Rotterdam is allang niet meer de wat smoezelige stad van pakweg vijfentwintig jaar geleden; zonder centrum mét Koopgoot, de stad waar de drugsverslaafden voor het (oude) NS-station tippelden. Het is een hoogbouwstad met een imposante skyline, met een grote haven die moet transformeren naar hypermodern en milieuvriendelijk. Er zullen wegen worden aangelegd en bruggen worden gebouwd. Er zullen veel woningen bijkomen.

Groot project is de ontwikkeling van Oost-Rotterdam, met aan de zuidkant van de Nieuwe Maas: Feyenoordcity 2.0. Het plan voor een nieuw stadion is uiteindelijk van de baan, wel komen er tot 9.500 nieuwe woningen en allerlei voorzieningen. Én een nieuwe stadsbrug waardoor de oostflank van Rotterdam een soort eenheid moet worden. Het plan is recent goedgekeurd, de uitvoering is een jarenplan.

De burgemeester zal er niet over hoeven beslissen maar het wel moeten begeleiden omdat het een groot deel van de stad opschudt. Het moet de woningnood in Rotterdam aanpakken. Een hardnekkig probleem, noemt VVD-raadslid Erik Verweij dat.

De polarisatie aanpakken door veel in de wijken te zijn en met Rotterdammers te praten

Wat het VVD-raadslid ook signaleert: studenten die na hun studie naar andere steden verhuizen. Verweij hoopt dat de nieuwe burgemeester in de ambassadeursrol bedrijven zal proberen te overtuigen om zich in de stad te vestigen, voor een sterke Rotterdamse economie. „We moeten een plek worden waar studenten kunnen blijven wonen en werken na hun studie. Daar zijn goede werkgevers voor nodig.” En ook een goed aanbod van onderwijsinstellingen. De TU Delft heeft bijvoorbeeld plannen om een dependance op Zuid te bouwen. „De burgemeester moet zich daar vol voor inzetten.”

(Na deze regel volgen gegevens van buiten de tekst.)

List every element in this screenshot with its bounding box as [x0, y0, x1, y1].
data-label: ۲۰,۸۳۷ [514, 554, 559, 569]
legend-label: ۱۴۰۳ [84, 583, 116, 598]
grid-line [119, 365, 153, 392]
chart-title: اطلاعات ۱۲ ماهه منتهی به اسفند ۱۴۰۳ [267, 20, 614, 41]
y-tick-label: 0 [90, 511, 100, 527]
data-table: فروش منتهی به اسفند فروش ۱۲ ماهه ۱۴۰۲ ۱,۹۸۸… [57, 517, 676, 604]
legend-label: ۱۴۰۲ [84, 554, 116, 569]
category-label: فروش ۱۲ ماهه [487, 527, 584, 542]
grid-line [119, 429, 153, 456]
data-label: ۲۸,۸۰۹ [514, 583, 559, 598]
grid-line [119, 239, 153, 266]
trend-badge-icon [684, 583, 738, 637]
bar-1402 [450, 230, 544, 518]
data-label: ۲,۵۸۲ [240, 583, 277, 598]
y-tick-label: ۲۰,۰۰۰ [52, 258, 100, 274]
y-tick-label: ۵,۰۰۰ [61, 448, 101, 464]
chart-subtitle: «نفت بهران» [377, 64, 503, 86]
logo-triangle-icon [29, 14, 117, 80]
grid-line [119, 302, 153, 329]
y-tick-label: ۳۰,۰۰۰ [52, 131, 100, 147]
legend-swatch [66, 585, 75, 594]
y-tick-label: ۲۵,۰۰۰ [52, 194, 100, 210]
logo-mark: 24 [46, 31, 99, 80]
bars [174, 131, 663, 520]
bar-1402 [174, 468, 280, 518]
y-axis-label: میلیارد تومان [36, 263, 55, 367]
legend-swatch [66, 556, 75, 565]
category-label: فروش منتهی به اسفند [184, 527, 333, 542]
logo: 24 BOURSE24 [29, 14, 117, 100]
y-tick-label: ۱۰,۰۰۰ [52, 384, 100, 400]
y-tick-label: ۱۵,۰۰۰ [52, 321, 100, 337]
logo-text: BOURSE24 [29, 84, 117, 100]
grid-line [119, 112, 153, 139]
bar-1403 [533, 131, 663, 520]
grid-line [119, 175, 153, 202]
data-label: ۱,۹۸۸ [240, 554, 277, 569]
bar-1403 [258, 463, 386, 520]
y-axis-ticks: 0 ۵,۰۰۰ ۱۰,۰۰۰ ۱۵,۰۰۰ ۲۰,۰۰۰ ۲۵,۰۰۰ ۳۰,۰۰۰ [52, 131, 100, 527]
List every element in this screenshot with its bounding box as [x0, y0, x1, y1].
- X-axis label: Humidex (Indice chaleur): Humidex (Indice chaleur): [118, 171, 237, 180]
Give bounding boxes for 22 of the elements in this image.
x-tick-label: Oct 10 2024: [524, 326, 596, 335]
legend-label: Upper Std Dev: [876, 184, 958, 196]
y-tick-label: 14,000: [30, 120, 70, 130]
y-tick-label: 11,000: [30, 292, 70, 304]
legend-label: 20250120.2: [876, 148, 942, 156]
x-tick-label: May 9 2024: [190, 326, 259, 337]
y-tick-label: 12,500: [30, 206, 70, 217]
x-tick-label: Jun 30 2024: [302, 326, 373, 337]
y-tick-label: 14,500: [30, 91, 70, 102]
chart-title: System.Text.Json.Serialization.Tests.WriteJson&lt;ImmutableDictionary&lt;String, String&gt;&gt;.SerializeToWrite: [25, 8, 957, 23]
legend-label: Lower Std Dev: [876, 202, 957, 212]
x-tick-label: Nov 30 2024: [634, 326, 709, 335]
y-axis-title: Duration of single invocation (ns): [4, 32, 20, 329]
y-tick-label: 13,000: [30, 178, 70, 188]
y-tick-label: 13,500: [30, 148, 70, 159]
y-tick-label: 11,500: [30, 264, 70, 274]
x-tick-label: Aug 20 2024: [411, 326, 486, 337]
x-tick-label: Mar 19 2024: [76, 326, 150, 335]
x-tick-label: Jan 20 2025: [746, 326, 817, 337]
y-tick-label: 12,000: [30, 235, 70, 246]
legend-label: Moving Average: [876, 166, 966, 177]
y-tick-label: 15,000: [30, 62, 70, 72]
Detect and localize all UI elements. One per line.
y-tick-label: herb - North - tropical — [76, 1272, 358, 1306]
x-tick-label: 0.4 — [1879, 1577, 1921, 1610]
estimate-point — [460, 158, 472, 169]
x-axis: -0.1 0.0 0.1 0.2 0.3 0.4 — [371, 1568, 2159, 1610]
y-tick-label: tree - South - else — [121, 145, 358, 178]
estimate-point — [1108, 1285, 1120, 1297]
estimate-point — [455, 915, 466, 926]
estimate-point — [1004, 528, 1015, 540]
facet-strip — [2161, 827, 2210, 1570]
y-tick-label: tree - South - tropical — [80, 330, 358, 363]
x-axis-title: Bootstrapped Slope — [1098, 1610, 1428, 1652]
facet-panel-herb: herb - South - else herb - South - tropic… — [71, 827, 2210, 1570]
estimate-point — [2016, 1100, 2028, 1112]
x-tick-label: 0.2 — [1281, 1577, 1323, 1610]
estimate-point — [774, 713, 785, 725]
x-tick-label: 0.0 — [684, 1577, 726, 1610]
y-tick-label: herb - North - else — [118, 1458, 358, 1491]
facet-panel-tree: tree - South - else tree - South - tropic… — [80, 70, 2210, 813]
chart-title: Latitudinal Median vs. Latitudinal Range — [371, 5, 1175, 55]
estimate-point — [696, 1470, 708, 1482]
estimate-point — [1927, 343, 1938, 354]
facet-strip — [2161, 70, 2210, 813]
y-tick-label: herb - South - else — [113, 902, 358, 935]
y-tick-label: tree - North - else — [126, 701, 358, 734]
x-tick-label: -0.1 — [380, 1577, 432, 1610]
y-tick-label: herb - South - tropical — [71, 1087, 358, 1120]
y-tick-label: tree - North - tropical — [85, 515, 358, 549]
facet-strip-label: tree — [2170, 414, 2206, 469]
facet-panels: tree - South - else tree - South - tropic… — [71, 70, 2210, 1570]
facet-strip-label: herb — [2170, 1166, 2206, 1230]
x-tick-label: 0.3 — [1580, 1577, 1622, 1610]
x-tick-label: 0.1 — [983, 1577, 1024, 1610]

Om mensen in de stad te houden, is cultuur en het nachtleven belangrijk. Waardering van de zaken die niet alleen economisch iets opleveren, maar die ook zorgen voor ontmoeting. Dat zegt Thys Boer van de N8W8, een adviesorgaan over het nachtleven in Rotterdam. Het moet ook een fijne stad zijn om in te leven, om concerten in bij te wonen en om nachten door te halen, vindt hij. Nu is het een ‘clusterfuck’, zegt hij. „De stad heeft momenteel zelfs geen nachtbus of nachtmetro. Netjes gezegd: onze potentie wordt niet volledig benut.” Hij neemt de nieuwe burgemeester graag mee op een wandeling door de nacht.

De haven helpen

Naast de werkgevers waarvan Verweij hoopt dat de burgemeester nieuwe zal aantrekken, ként Rotterdam al een grote werkgever: de haven. Daar gaat veel veranderen in de ambtsperiode van de nieuwe burgemeester. De energie- en grondstoffentransitie zet de haven op z’n kop, zegt de Deltalinqs-voorzitter, Victor van der Chijs. Deltalinqs is de ondernemersvereniging voor bedrijven in het havengebied. Een goede burgemeester kan, zegt hij, de juiste partijen bij elkaar aan tafel zetten om verder te komen in die transitie. Een goede burgemeester kan de haven óók helpen in Den Haag, vindt hij. „Als bedrijven iets bedenken voor de transitie waar nieuwe regelgeving voor nodig is.”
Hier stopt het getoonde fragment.